On passe donc à la trempette (dans l'eau la plus froide possible pour moi, j'ai toujours trouvé le cuir moins beau après avoir trempé dans l'eau chaude)
Pendant ce petit bain j'en profite pour masser le cuir dans tous les sens (doit être une déformation pro) et pour monter les aiguillées qui vont me servir pour la couture latérale.
Puis retournement, j'utilise un manche à balais et je commence par l'arrière de la chaussure... c'est parfois long et pénible (pour cette paire j'en ai baver avec du cuir de 6-7) mais ça se retourne, pas de découragement, pas non plus de brutalité sous peine de déchirer les coutures qui à ce moment là sont hyper tendues (une raison pour laquelle je fait pas de noeuds à tous les points, le fil peut comme ça jouer un peu et la tension s'équilibre au fur et à mesure de la progression).
voici la chaussure en cours de retournement sur son manche à balais :
On retourne ça bêtement comme une chaussette en fait (sauf que c'est plus facile pour une chaussette).
Voici la vidéo faite pour une autre paire :
http://s24.photobucket.com/albums/c27/berbove/gougou%20le%20making%20off/?action=view¤t=retournementchauss1.flvhttp://s24.photobucket.com/albums/c27/berbove/gougou%20le%20making%20off/?action=view¤t=retournement2.flvUne fois retourné, on passe à la couture finale :
Puis je perce les tunnels pour le passage du lacet (ce n'est pas mes doigts qui font contre appui sous la lame, je tiens un martyr en bois que l'on voit pas bien sur la photo) :
Essayage pour voir si tout est ok... (même si elle sont pas pour moi en final, la taille du futur porteur est pas loin de la mienne et ça ça aide beaucoup) :
Voilà c'est quasi finit, elles vont finir de sécher sur forme (c'est mieux) et j'attaquerais les finitions) :
Et voilà le produit fini :
La méthode de réalisation est historiquement correcte...
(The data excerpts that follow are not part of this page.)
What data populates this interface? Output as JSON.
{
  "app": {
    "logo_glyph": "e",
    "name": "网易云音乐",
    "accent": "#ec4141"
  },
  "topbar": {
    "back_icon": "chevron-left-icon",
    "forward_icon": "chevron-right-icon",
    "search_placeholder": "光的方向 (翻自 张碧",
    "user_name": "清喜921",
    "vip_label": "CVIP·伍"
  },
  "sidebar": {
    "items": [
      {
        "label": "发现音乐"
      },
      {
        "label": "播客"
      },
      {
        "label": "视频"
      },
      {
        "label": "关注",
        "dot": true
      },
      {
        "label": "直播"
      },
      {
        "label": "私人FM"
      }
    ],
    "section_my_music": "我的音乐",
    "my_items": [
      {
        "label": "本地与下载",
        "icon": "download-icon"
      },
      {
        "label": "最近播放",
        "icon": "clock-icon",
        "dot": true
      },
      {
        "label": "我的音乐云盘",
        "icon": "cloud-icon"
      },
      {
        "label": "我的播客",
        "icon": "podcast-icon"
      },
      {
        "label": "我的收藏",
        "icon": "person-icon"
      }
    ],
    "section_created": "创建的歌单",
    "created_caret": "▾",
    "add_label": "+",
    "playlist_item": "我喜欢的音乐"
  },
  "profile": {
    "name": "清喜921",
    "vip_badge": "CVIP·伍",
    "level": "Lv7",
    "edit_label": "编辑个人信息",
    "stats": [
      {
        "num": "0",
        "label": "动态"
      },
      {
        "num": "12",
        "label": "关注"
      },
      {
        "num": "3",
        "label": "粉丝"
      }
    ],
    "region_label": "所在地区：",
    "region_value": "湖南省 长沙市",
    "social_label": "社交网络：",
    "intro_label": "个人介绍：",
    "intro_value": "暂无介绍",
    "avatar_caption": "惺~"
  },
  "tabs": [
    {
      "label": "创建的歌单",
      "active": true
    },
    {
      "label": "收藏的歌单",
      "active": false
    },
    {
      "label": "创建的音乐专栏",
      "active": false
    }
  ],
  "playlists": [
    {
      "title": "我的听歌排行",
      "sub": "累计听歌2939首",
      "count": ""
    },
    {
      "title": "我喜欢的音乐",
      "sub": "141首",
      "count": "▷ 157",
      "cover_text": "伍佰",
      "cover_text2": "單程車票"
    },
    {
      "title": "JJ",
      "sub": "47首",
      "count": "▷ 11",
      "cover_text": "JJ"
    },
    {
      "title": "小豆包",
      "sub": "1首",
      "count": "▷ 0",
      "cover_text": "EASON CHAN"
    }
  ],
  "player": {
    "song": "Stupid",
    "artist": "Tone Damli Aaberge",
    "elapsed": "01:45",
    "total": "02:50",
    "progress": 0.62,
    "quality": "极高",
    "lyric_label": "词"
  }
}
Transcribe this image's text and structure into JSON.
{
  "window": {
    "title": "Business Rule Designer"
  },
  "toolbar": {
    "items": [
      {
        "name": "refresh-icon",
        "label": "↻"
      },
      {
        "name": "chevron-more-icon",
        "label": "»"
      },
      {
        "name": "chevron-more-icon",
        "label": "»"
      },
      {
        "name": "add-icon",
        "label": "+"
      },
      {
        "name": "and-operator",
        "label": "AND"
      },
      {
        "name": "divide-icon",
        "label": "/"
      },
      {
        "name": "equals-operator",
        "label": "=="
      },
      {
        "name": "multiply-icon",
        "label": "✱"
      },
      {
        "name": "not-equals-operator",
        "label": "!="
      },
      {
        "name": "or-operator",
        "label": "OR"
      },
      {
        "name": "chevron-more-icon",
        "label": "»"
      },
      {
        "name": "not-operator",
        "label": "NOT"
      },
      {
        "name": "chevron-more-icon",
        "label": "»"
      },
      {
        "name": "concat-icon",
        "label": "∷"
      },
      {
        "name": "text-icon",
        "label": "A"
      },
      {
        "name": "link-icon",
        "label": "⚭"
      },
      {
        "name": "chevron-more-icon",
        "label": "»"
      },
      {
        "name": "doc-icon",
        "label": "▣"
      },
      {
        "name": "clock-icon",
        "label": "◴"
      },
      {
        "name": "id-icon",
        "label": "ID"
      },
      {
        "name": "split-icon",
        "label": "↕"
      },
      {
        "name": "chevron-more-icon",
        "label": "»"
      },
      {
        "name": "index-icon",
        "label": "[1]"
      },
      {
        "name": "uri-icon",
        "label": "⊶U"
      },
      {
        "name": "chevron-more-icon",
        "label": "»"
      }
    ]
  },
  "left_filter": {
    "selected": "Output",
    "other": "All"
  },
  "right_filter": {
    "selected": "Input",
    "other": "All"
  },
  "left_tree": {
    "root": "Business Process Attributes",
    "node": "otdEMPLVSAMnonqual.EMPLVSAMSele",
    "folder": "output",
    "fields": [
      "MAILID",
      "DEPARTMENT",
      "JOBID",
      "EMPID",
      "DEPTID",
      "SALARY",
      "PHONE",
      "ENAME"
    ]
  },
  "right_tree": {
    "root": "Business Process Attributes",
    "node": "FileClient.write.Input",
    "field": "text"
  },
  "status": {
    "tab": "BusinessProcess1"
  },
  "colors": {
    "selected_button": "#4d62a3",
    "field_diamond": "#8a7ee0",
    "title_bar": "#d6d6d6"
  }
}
C'est globalement trés confortable, surtout si vous avez l'habitude de marcher pieds nus... J'ai déjà fait des randos de 25 km avec les miennes sans soucis cutanés ou autres...
Mais les chaussures finissent quand même par s’user et là pas trop de soucis pour les réparer….
Mes godasses persos ont des petits soucis aprés un an de loyaux services : 2 Ost en marche (1 vingtaine de km à chaque fois), Hastings, une saison humide (très), des entraînements d’escrime tous les lundi soirs sur un sol moderne, plus certains week-end sur le goudron... Après la semaine passée à Eu, ou je les ai porté en permanence, je les ai un peu oublié, humides, dans un coin... dehors...
Voici les dégats (les deux sont exactement dans le même état et symétriques) :
- cuir en piteux état
- coutures lachées en latérales et par endroits dessous
- trous dans la semelle
Une petite réparation s'impose, j'aime ces chaussures et la tiges est bonne...
démontage (il suffit de mettre un coup de lame affutée dans le fil d'assemblage en faisant attention de ne toucher que le fil) et inspection des deux partie, si la semelle est à jeter, la tige est récupérable encore au mons une fois, peu de trous sont déchirés...
La nouvelle semelle est découpée selon l'ancienne en reportant celle-ci sur la peau, attention de bien penser à faire une droite et une gauche (rigoler pas je fais réguliérement la bourde et je suis pas le seul) puis percée(classiquement comme au dessus) grosso modo au pas de l'ancienne (ça tombe bien j’ai un pas de perçage à peu prés standart puisque avec l’habitude j’utilise des repères anatomiques perso (un petit demi travers de doigt), et accessoirement comme la forme est bonne pour moi j'en profite pour reporter le patron complet sur un carton fort que je stocke... comme ça pas de prise de tête au patronnage quand j’en referais des neuves complète…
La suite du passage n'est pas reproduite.